I turned around slowly. Ready to attack. Or should I just pretend I was lost? But the lab coat, the badge… no, that was useless.
"I thought you were ignoring me!" A scrawny guy in the same white coat and a dangling badge caught up to me, his hair sticking out in all directions. "Which department? Oh… production. You new? I haven't seen you before. Anyway, it doesn't matter. Old Man Max from testing and control is retiring, you hear?"
"I…" I began, realizing that he wasn't suspicious yet, and I needed to say something unsuspicious, fast. 'I don't know'? What if everyone knows? Who the hell is 'Old Man Max'? Or 'Yeah, of course, Old Man Max, we've been great friends since that party two years ago, ha-ha, who doesn't know Old Man Max'?
"Anyway, you owe me a twenty," he interrupted. "We're collecting for his retirement party. He's worked here for almost twenty years! Why are you looking at me like that?"
"Uh… one second." I reached into the pocket of my jeans under the lab coat, praying there was some money left. Aha, two crumpled tens. Perfect.
"Here." I handed them to the skinny guy. He snatched them and quickly stuffed them into his pocket.
"But it's a secret!" he said, raising a finger. "Got it? Not a word to Max himself. And don't tell anyone how much you gave.
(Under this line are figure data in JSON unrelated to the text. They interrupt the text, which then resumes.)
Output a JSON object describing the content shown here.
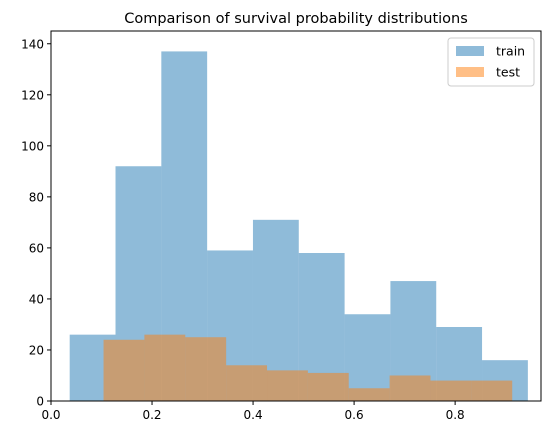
{
  "chart_data": {
    "type": "bar",
    "title": "Comparison of survival probability distributions",
    "xlabel": "",
    "ylabel": "",
    "xlim": [
      0.0,
      0.97
    ],
    "ylim": [
      0,
      145
    ],
    "x_ticks": [
      0.0,
      0.2,
      0.4,
      0.6,
      0.8
    ],
    "x_tick_labels": [
      "0.0",
      "0.2",
      "0.4",
      "0.6",
      "0.8"
    ],
    "y_ticks": [
      0,
      20,
      40,
      60,
      80,
      100,
      120,
      140
    ],
    "y_tick_labels": [
      "0",
      "20",
      "40",
      "60",
      "80",
      "100",
      "120",
      "140"
    ],
    "grid": false,
    "legend_position": "top-right",
    "series": [
      {
        "name": "train",
        "color": "#1f77b4",
        "alpha": 0.5,
        "bin_edges": [
          0.037,
          0.1277,
          0.2184,
          0.3091,
          0.3998,
          0.4905,
          0.5812,
          0.6719,
          0.7626,
          0.8533,
          0.944
        ],
        "counts": [
          26,
          92,
          137,
          59,
          71,
          58,
          34,
          47,
          29,
          16
        ]
      },
      {
        "name": "test",
        "color": "#ff7f0e",
        "alpha": 0.5,
        "bin_edges": [
          0.104,
          0.1849,
          0.2658,
          0.3467,
          0.4276,
          0.5085,
          0.5894,
          0.6703,
          0.7512,
          0.8321,
          0.913
        ],
        "counts": [
          24,
          26,
          25,
          14,
          12,
          11,
          5,
          10,
          8,
          8
        ]
      }
    ]
  }
}
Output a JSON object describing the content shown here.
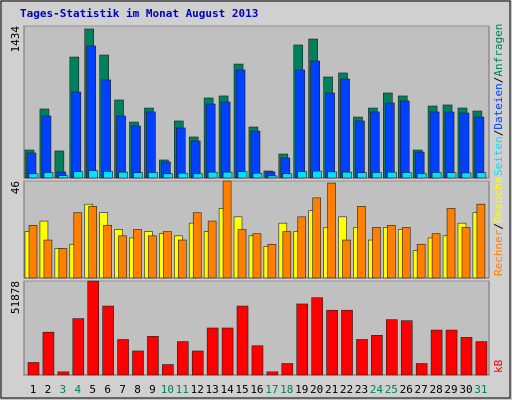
{
  "chart_data": [
    {
      "type": "bar",
      "title": "Tages-Statistik im Monat August 2013",
      "ylim": [
        0,
        1434
      ],
      "yticks": [
        1434
      ],
      "legend_separator": "/",
      "series": [
        {
          "name": "Anfragen",
          "color": "#00805c",
          "values": [
            264,
            651,
            255,
            1141,
            1406,
            1160,
            736,
            528,
            660,
            170,
            538,
            387,
            755,
            774,
            1075,
            481,
            66,
            226,
            1255,
            1311,
            953,
            991,
            575,
            660,
            802,
            774,
            264,
            679,
            689,
            660,
            632
          ]
        },
        {
          "name": "Dateien",
          "color": "#0040ff",
          "values": [
            236,
            585,
            57,
            811,
            1245,
            925,
            585,
            491,
            623,
            151,
            472,
            349,
            698,
            717,
            1019,
            443,
            57,
            189,
            1019,
            1104,
            802,
            934,
            538,
            623,
            708,
            727,
            245,
            623,
            623,
            613,
            575
          ]
        },
        {
          "name": "Seiten",
          "color": "#00e0ff",
          "values": [
            40,
            52,
            22,
            60,
            70,
            62,
            55,
            50,
            52,
            40,
            45,
            40,
            55,
            55,
            60,
            45,
            20,
            40,
            60,
            65,
            58,
            55,
            50,
            52,
            55,
            52,
            40,
            52,
            50,
            48,
            50
          ]
        }
      ]
    },
    {
      "type": "bar",
      "ylim": [
        0,
        46
      ],
      "yticks": [
        46
      ],
      "legend_separator": "/",
      "series": [
        {
          "name": "Besuche",
          "color": "#ffff00",
          "values": [
            22,
            27,
            14,
            16,
            35,
            31,
            23,
            19,
            22,
            21,
            20,
            26,
            22,
            33,
            29,
            20,
            15,
            26,
            22,
            32,
            24,
            29,
            24,
            18,
            24,
            23,
            13,
            19,
            20,
            26,
            31
          ]
        },
        {
          "name": "Rechner",
          "color": "#ff8000",
          "values": [
            25,
            18,
            14,
            31,
            34,
            25,
            20,
            23,
            20,
            22,
            18,
            31,
            27,
            46,
            23,
            21,
            16,
            22,
            29,
            38,
            45,
            18,
            34,
            24,
            25,
            24,
            16,
            21,
            33,
            24,
            35
          ]
        }
      ]
    },
    {
      "type": "bar",
      "ylim": [
        0,
        51878
      ],
      "yticks": [
        51878
      ],
      "categories": [
        "1",
        "2",
        "3",
        "4",
        "5",
        "6",
        "7",
        "8",
        "9",
        "10",
        "11",
        "12",
        "13",
        "14",
        "15",
        "16",
        "17",
        "18",
        "19",
        "20",
        "21",
        "22",
        "23",
        "24",
        "25",
        "26",
        "27",
        "28",
        "29",
        "30",
        "31"
      ],
      "category_colors": [
        "#000000",
        "#000000",
        "#00805c",
        "#00805c",
        "#000000",
        "#000000",
        "#000000",
        "#000000",
        "#000000",
        "#00805c",
        "#00805c",
        "#000000",
        "#000000",
        "#000000",
        "#000000",
        "#000000",
        "#00805c",
        "#00805c",
        "#000000",
        "#000000",
        "#000000",
        "#000000",
        "#000000",
        "#00805c",
        "#00805c",
        "#000000",
        "#000000",
        "#000000",
        "#000000",
        "#000000",
        "#00805c"
      ],
      "series": [
        {
          "name": "kB",
          "color": "#ff0000",
          "values": [
            6917,
            23632,
            1729,
            31126,
            51878,
            38043,
            19598,
            13257,
            21327,
            5764,
            18445,
            13257,
            25938,
            25938,
            38043,
            16139,
            1729,
            6340,
            39195,
            42654,
            35737,
            35737,
            19598,
            21903,
            30549,
            29973,
            6340,
            24785,
            24785,
            20750,
            18445
          ]
        }
      ]
    }
  ]
}
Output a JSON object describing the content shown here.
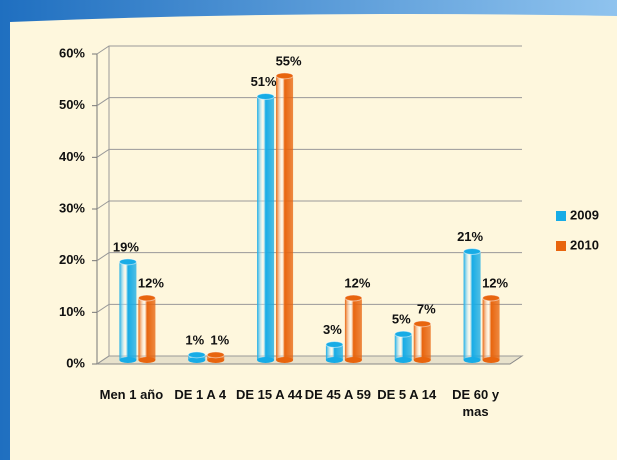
{
  "chart_data": {
    "type": "bar3d",
    "categories": [
      "Men 1 año",
      "DE 1 A 4",
      "DE 15 A 44",
      "DE 45 A 59",
      "DE 5 A 14",
      "DE 60 y mas"
    ],
    "series": [
      {
        "name": "2009",
        "color": "#17ace6",
        "values": [
          19,
          1,
          51,
          3,
          5,
          21
        ],
        "value_labels": [
          "19%",
          "1%",
          "51%",
          "3%",
          "5%",
          "21%"
        ]
      },
      {
        "name": "2010",
        "color": "#e8650e",
        "values": [
          12,
          1,
          55,
          12,
          7,
          12
        ],
        "value_labels": [
          "12%",
          "1%",
          "55%",
          "12%",
          "7%",
          "12%"
        ]
      }
    ],
    "ylim": [
      0,
      60
    ],
    "yticks": [
      {
        "value": 0,
        "label": "0%"
      },
      {
        "value": 10,
        "label": "10%"
      },
      {
        "value": 20,
        "label": "20%"
      },
      {
        "value": 30,
        "label": "30%"
      },
      {
        "value": 40,
        "label": "40%"
      },
      {
        "value": 50,
        "label": "50%"
      },
      {
        "value": 60,
        "label": "60%"
      }
    ],
    "grid": true,
    "legend": "right"
  }
}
The other guys are pitching in more, but you're new… so you get off with just a twenty."
"Of course," I nodded, thinking that this guy had just scammed the new girl out of twenty bucks. Whatever. I just needed to get out of here.
"But you can give more, of course. For Max's gift. He'd appreciate it…" He looked at me expectantly.
"I don't have any more money," I said flatly. "Leave me alone."
"You're rude… Karina Jones," the skinny guy said, reading my name tag. "And here I was going to show you around. Want me to?"
"Thanks, I'll pass," I said, wondering what this guy wanted from me. Maybe I should just sting him. Let him lie down for a bit. I was almost certain I could calculate a non-lethal dose now… he couldn't weigh more than a hundred and fifty pounds, tops. Adjusting for metabolism…
"So, Karina, what are you doing tonight? You're kinda cute," the skinny guy said, and I almost facepalmed. Seriously?
"I already have a boyfriend. And a girlfriend. And even a pet," I said with a stone-cold expression. "Out of my way, Casanova."
"Fine, whatever!" he shouted after me. "But you should still come to the party! Tomorrow night at our usual bar! You can even dress up!"
God. I hurried down the stairs, ran out onto the loading dock, hid behind the crates, and stripped off the lab coat and badge. I opened the pickup door and threw everything inside.
"Sorry for the delay, we had a forklift tip over on the next bay," a tired worker in blue overalls said, approaching my truck and scratching the back of his head. "What's on your order form?"
"Here you go." I handed him the clipboard. He took it, glanced at it, and sighed.
"Just five crates, huh? One minute." He walked away, and I finally let out a breath of relief.